Selon sa biographie officielle, le nouveau ministre du Pétrole, M. Hammadou Tini est Associé chez Mazars au Sénégal, où il dirige l’activité d’audit et de commissariat aux comptes. Mazars, une organisation internationale intégrée et indépendante, se spécialise dans l’audit, le conseil et divers services comptables, fiscaux et juridiques.

Avec près de 20 ans d’expérience dans le domaine de l’audit et du conseil, Tini a géré de nombreuses missions, notamment des audits, de l’expertise comptable, ainsi que des évaluations d’entreprise et des fusions. Son intervention s’est également étendue aux réformes complexes du secteur public, financées par des bailleurs de fonds internationaux, englobant des missions variées comme la gestion administrative et financière déléguée, l’organisation informatisée et l’assistance gouvernementale pour les programmes de privatisation.

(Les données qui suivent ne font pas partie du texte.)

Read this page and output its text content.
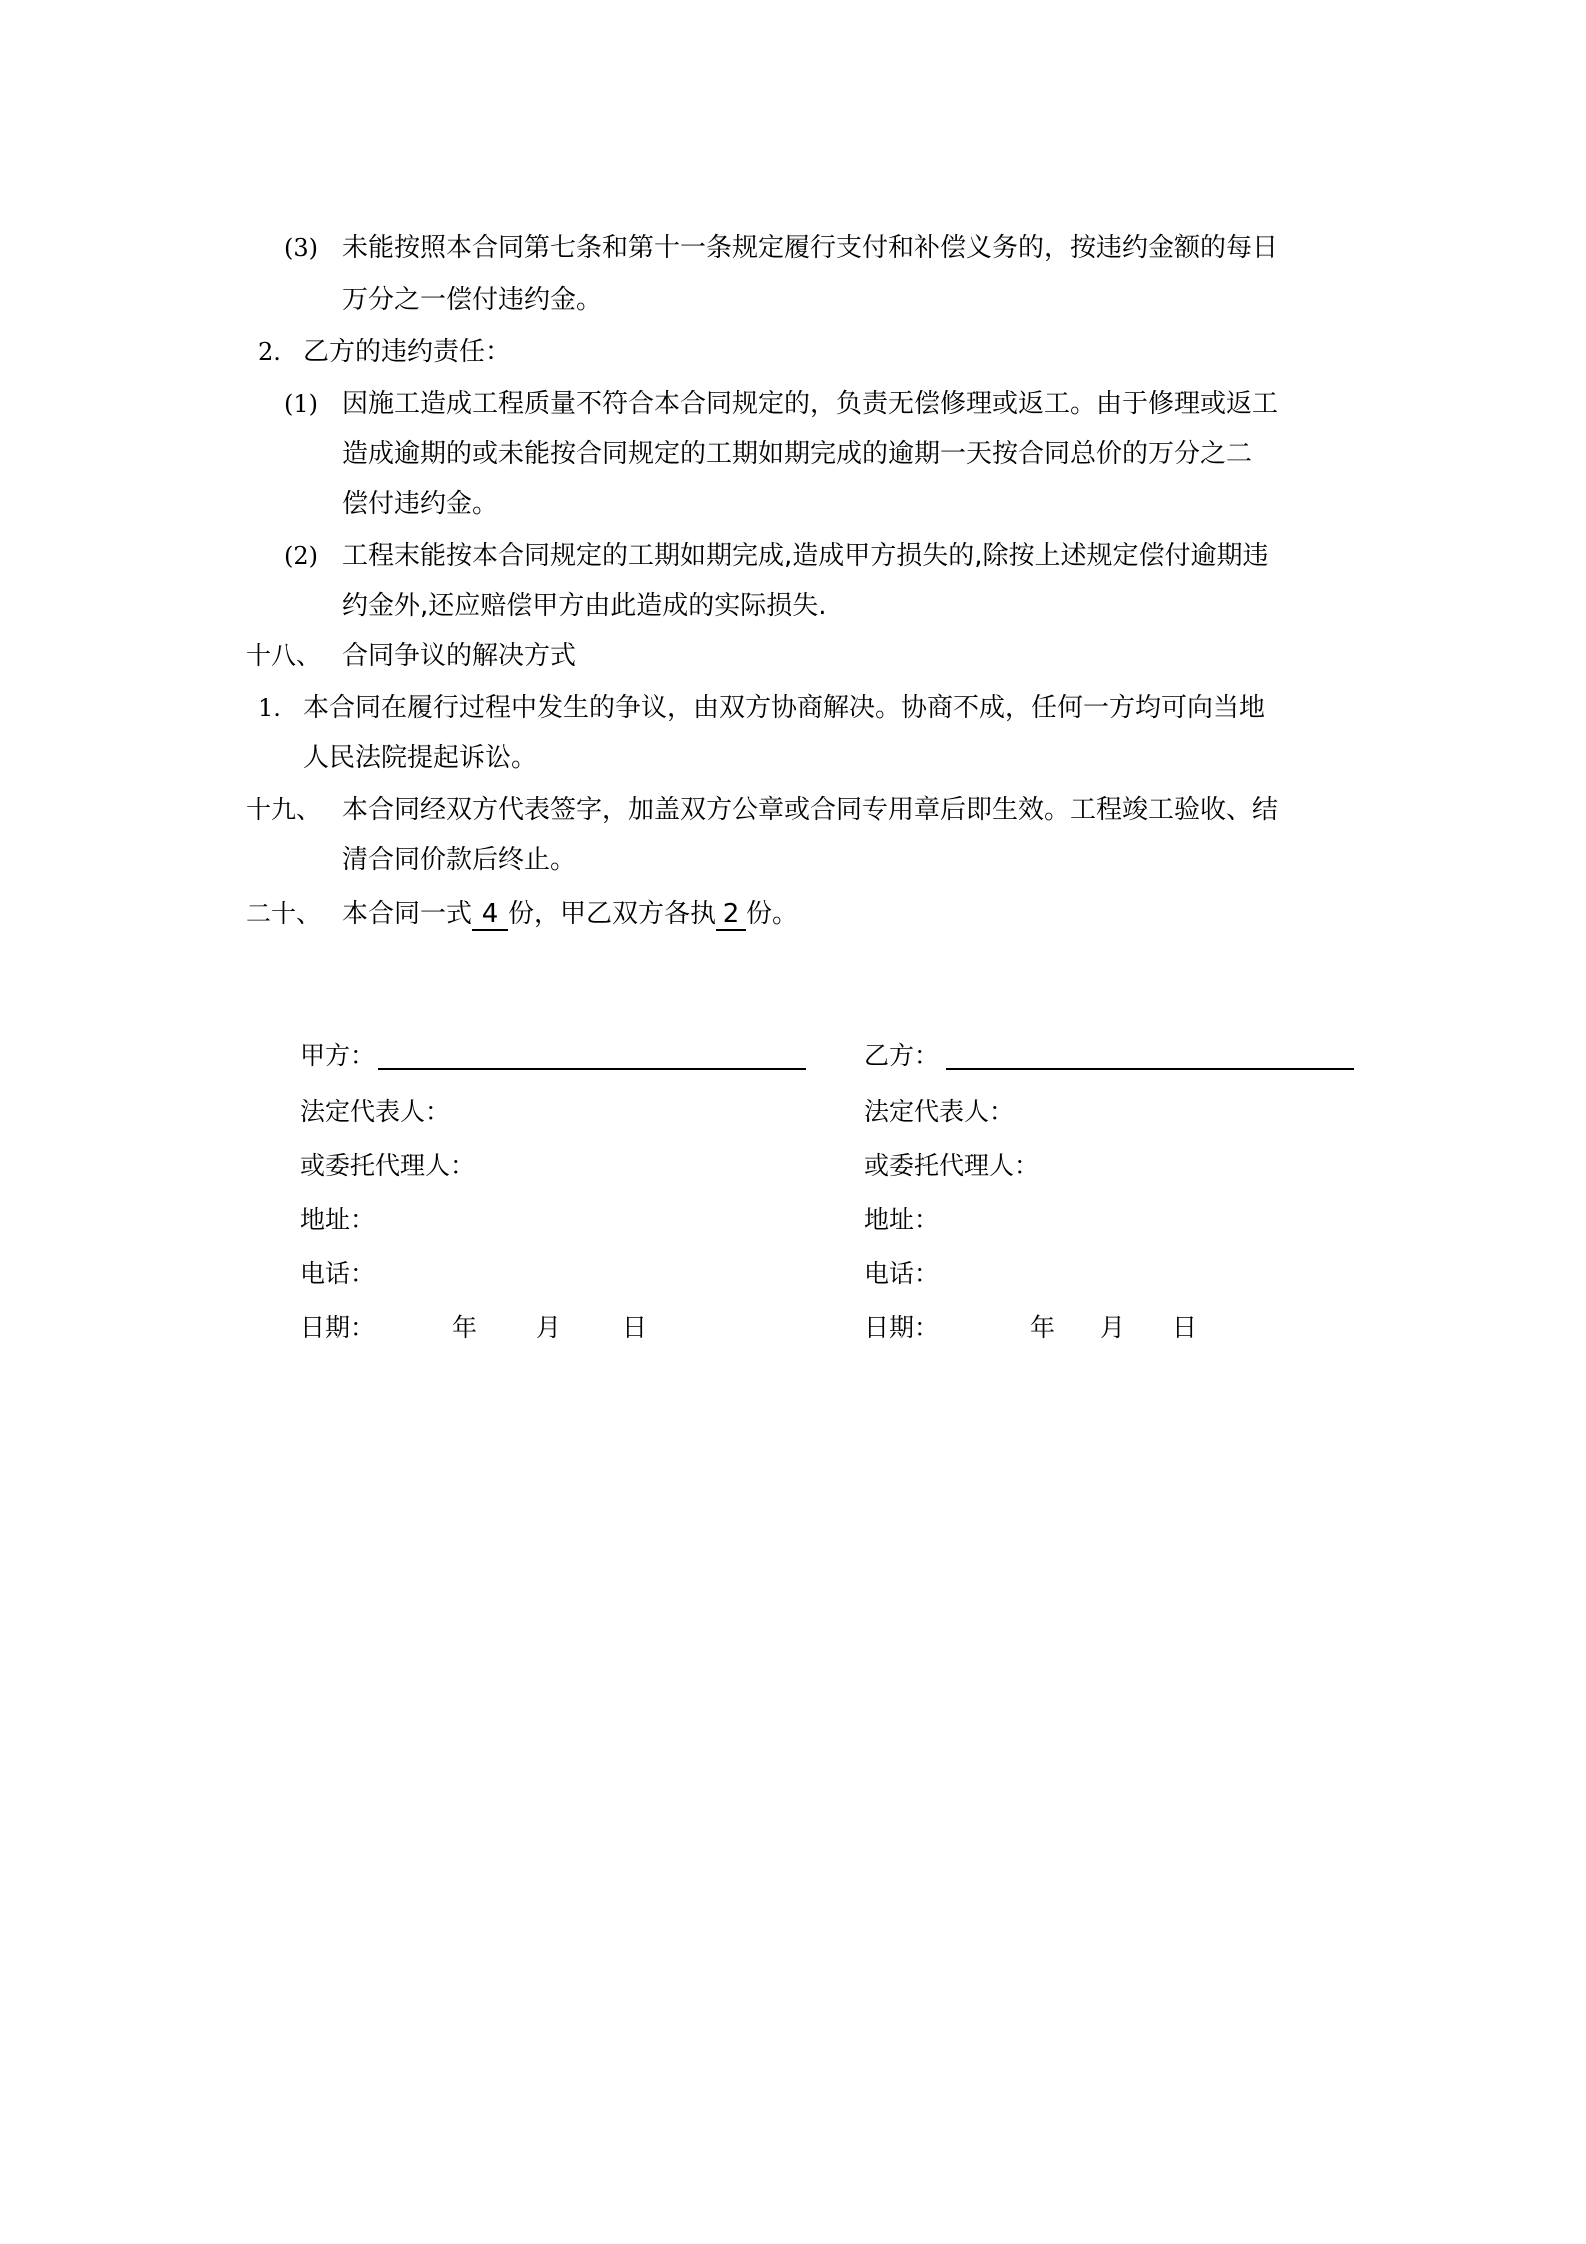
(3) 未能按照本合同第七条和第十一条规定履行支付和补偿义务的，按违约金额的每日
万分之一偿付违约金。
2. 乙方的违约责任：
(1) 因施工造成工程质量不符合本合同规定的，负责无偿修理或返工。由于修理或返工
造成逾期的或未能按合同规定的工期如期完成的逾期一天按合同总价的万分之二
偿付违约金。
(2) 工程末能按本合同规定的工期如期完成,造成甲方损失的,除按上述规定偿付逾期违
约金外,还应赔偿甲方由此造成的实际损失.
十八、 合同争议的解决方式
1. 本合同在履行过程中发生的争议，由双方协商解决。协商不成，任何一方均可向当地
人民法院提起诉讼。
十九、 本合同经双方代表签字，加盖双方公章或合同专用章后即生效。工程竣工验收、结
清合同价款后终止。
二十、 本合同一式 4 份，甲乙双方各执 2 份。
甲方：
法定代表人：
或委托代理人：
地址：
电话：
日期：	年 月 日
乙方：
法定代表人：
或委托代理人：
地址：
电话：
日期：	年 月 日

Expert en matière d’arrêté des comptes, Tini maîtrise la doctrine comptable et les évolutions techniques internationales, notamment les normes IFRS. Ses compétences en comptabilité, organisation et analyse financière lui ont permis de mener à bien des audits d’acquisition, des commissariats aux apports, des missions d’expertise judiciaire, ainsi que plusieurs missions de conseil et de formation.

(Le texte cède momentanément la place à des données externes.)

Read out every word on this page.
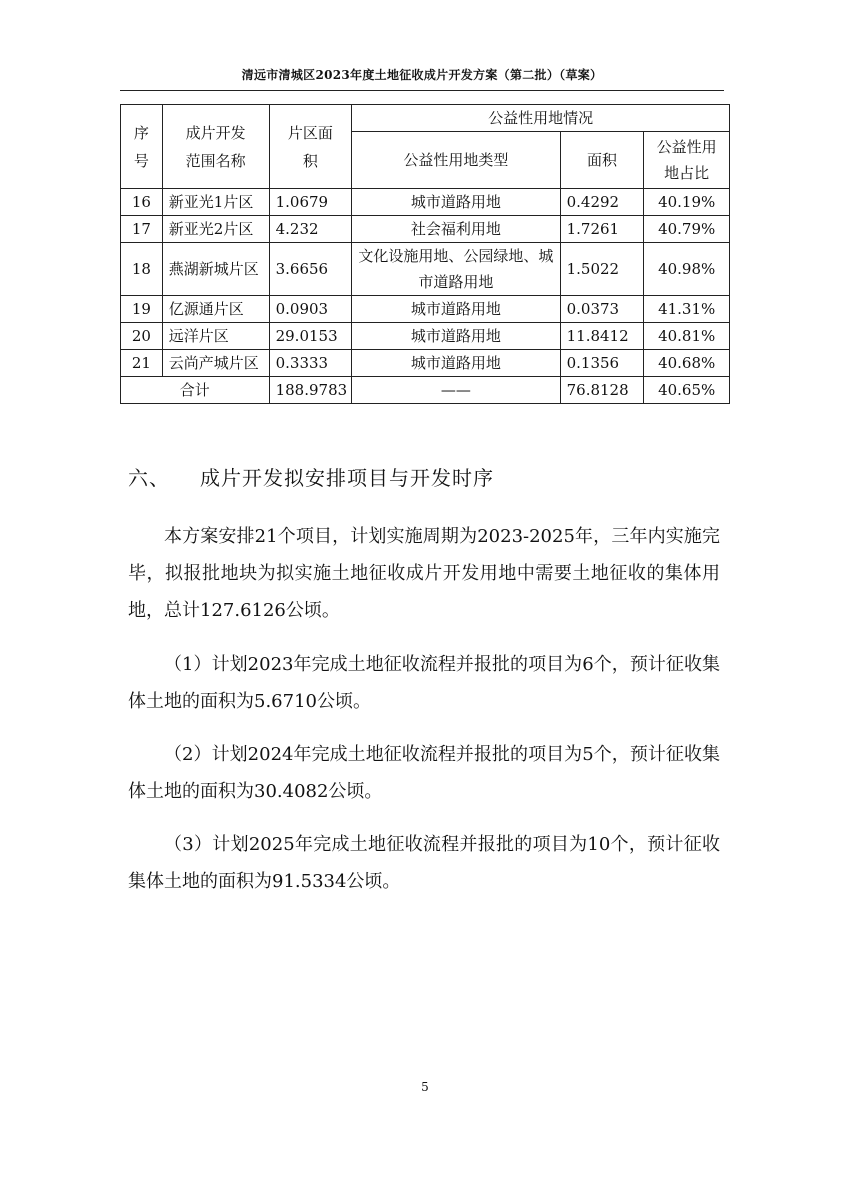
清远市清城区2023年度土地征收成片开发方案（第二批）（草案）
序号	成片开发范围名称	片区面积	公益性用地情况		
			公益性用地类型	面积	公益性用地占比
16	新亚光1片区	1.0679	城市道路用地	0.4292	40.19%
17	新亚光2片区	4.232	社会福利用地	1.7261	40.79%
18	燕湖新城片区	3.6656	文化设施用地、公园绿地、城市道路用地	1.5022	40.98%
19	亿源通片区	0.0903	城市道路用地	0.0373	41.31%
20	远洋片区	29.0153	城市道路用地	11.8412	40.81%
21	云尚产城片区	0.3333	城市道路用地	0.1356	40.68%
合计		188.9783	——	76.8128	40.65%
六、 成片开发拟安排项目与开发时序

本方案安排21个项目，计划实施周期为2023-2025年，三年内实施完毕，拟报批地块为拟实施土地征收成片开发用地中需要土地征收的集体用地，总计127.6126公顷。

（1）计划2023年完成土地征收流程并报批的项目为6个，预计征收集体土地的面积为5.6710公顷。

（2）计划2024年完成土地征收流程并报批的项目为5个，预计征收集体土地的面积为30.4082公顷。

（3）计划2025年完成土地征收流程并报批的项目为10个，预计征收集体土地的面积为91.5334公顷。

5
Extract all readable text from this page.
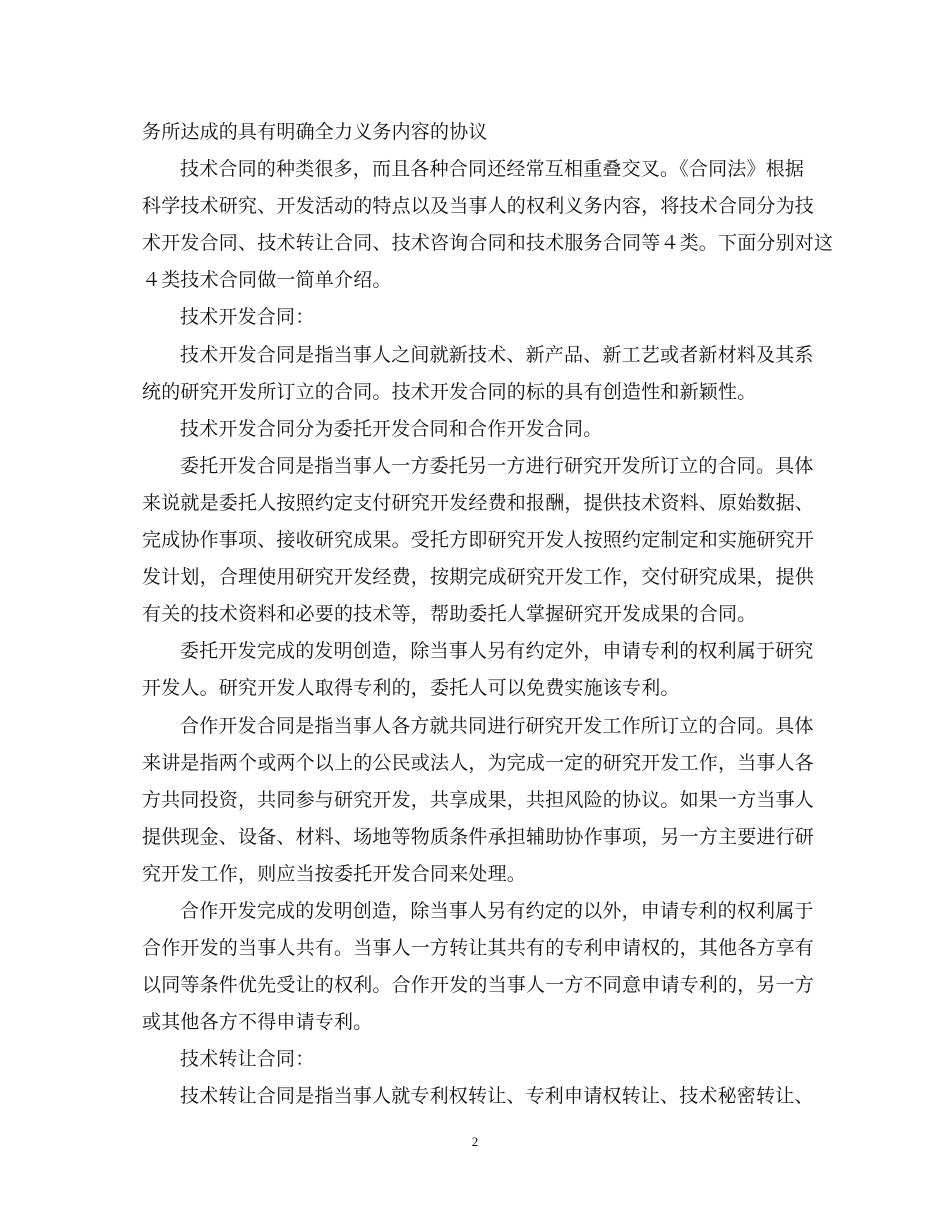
务所达成的具有明确全力义务内容的协议
技术合同的种类很多，而且各种合同还经常互相重叠交叉。《合同法》根据
科学技术研究、开发活动的特点以及当事人的权利义务内容，将技术合同分为技
术开发合同、技术转让合同、技术咨询合同和技术服务合同等４类。下面分别对这
４类技术合同做一简单介绍。
技术开发合同：
技术开发合同是指当事人之间就新技术、新产品、新工艺或者新材料及其系
统的研究开发所订立的合同。技术开发合同的标的具有创造性和新颖性。
技术开发合同分为委托开发合同和合作开发合同。
委托开发合同是指当事人一方委托另一方进行研究开发所订立的合同。具体
来说就是委托人按照约定支付研究开发经费和报酬，提供技术资料、原始数据、
完成协作事项、接收研究成果。受托方即研究开发人按照约定制定和实施研究开
发计划，合理使用研究开发经费，按期完成研究开发工作，交付研究成果，提供
有关的技术资料和必要的技术等，帮助委托人掌握研究开发成果的合同。
委托开发完成的发明创造，除当事人另有约定外，申请专利的权利属于研究
开发人。研究开发人取得专利的，委托人可以免费实施该专利。
合作开发合同是指当事人各方就共同进行研究开发工作所订立的合同。具体
来讲是指两个或两个以上的公民或法人，为完成一定的研究开发工作，当事人各
方共同投资，共同参与研究开发，共享成果，共担风险的协议。如果一方当事人
提供现金、设备、材料、场地等物质条件承担辅助协作事项，另一方主要进行研
究开发工作，则应当按委托开发合同来处理。
合作开发完成的发明创造，除当事人另有约定的以外，申请专利的权利属于
合作开发的当事人共有。当事人一方转让其共有的专利申请权的，其他各方享有
以同等条件优先受让的权利。合作开发的当事人一方不同意申请专利的，另一方
或其他各方不得申请专利。
技术转让合同：
技术转让合同是指当事人就专利权转让、专利申请权转让、技术秘密转让、
2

Connu pour sa connaissance approfondie des secteurs minier et pétrolier, il a réalisé des missions significatives dans ces domaines. Tout au long de sa carrière, Hamadou Tini a également conduit d’importantes missions de diagnostic financier et organisationnel, d’études de faisabilité sur des instruments financiers, ainsi que la mise en place de marchés hypothécaires et de titrisation des créances, contribuant à l’adoption de référentiels comptables pour les systèmes financiers décentralisés.

Une compétence de la diaspora pour un ministère stratégique mais problématique

M. Hamadou Tini est le 3e ministre à être nommé à ce poste stratégique par le Général Tiani depuis les évènements du 26 juillet 2023 et l’avènement du CNSP au pouvoir. Le premier à être nommé, Bako Barké Mahaman Moustapha, a été limogé un an plus tard avant de passer par la suite par la case détention pendant plus d’une année.

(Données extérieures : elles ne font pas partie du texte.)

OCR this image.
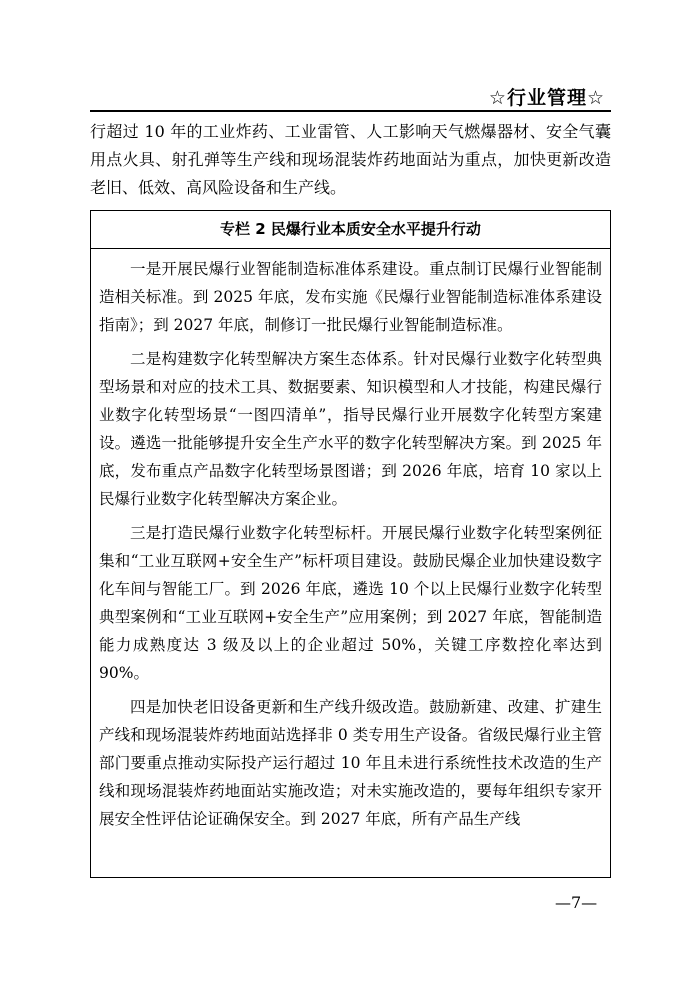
☆行业管理☆

行超过 10 年的工业炸药、工业雷管、人工影响天气燃爆器材、安全气囊用点火具、射孔弹等生产线和现场混装炸药地面站为重点，加快更新改造老旧、低效、高风险设备和生产线。

专栏 2 民爆行业本质安全水平提升行动

一是开展民爆行业智能制造标准体系建设。重点制订民爆行业智能制造相关标准。到 2025 年底，发布实施《民爆行业智能制造标准体系建设指南》；到 2027 年底，制修订一批民爆行业智能制造标准。

二是构建数字化转型解决方案生态体系。针对民爆行业数字化转型典型场景和对应的技术工具、数据要素、知识模型和人才技能，构建民爆行业数字化转型场景“一图四清单”，指导民爆行业开展数字化转型方案建设。遴选一批能够提升安全生产水平的数字化转型解决方案。到 2025 年底，发布重点产品数字化转型场景图谱；到 2026 年底，培育 10 家以上民爆行业数字化转型解决方案企业。

三是打造民爆行业数字化转型标杆。开展民爆行业数字化转型案例征集和“工业互联网+安全生产”标杆项目建设。鼓励民爆企业加快建设数字化车间与智能工厂。到 2026 年底，遴选 10 个以上民爆行业数字化转型典型案例和“工业互联网+安全生产”应用案例；到 2027 年底，智能制造能力成熟度达 3 级及以上的企业超过 50%，关键工序数控化率达到 90%。

四是加快老旧设备更新和生产线升级改造。鼓励新建、改建、扩建生产线和现场混装炸药地面站选择非 0 类专用生产设备。省级民爆行业主管部门要重点推动实际投产运行超过 10 年且未进行系统性技术改造的生产线和现场混装炸药地面站实施改造；对未实施改造的，要每年组织专家开展安全性评估论证确保安全。到 2027 年底，所有产品生产线

—7—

Le prédécesseur du nouveau ministre, Dr Sahabi Oumarou, juriste et spécialiste du droit des contrats OHADA, n’aura pas soufflé deux années à la tête du même ministre avant d’être débarqué à son tour sans explications.

C’est donc sur les épaules d’une compétences de la diaspora que repose désormais l’espoir des autorités de la Refondation dont l’ambition pour le secteur est de d’affirmer davantage la souveraineté du pays sur ses ressources naturelles qu’elles entendent mettre en valeur pour le grand bonheur des populations.S’il a le background nécessaire pour conduire une telle mission, il va lui en falloir plus pour relever les défis  de ce ministère stratégique mais à problèmes où il aura fort à faire avec les partenaires chinois de la CNPC et de leurs filiales nigériennes. Les autorités y placent toute leurs espoirs et les nigériens n’attendent que de profiter de cette manne dont le pays est producteur depuis 2012 mais dont l’impact sur leur vécu quotidien tout comme le développement du pays reste encore insignifiant. En dépit des centaines de millions de barils déjà tirés du sous-sol nigérien, raffinés et vendus sur le marché national et sous régional et depuis 2024, exportés dans sa version brut sur le marché international.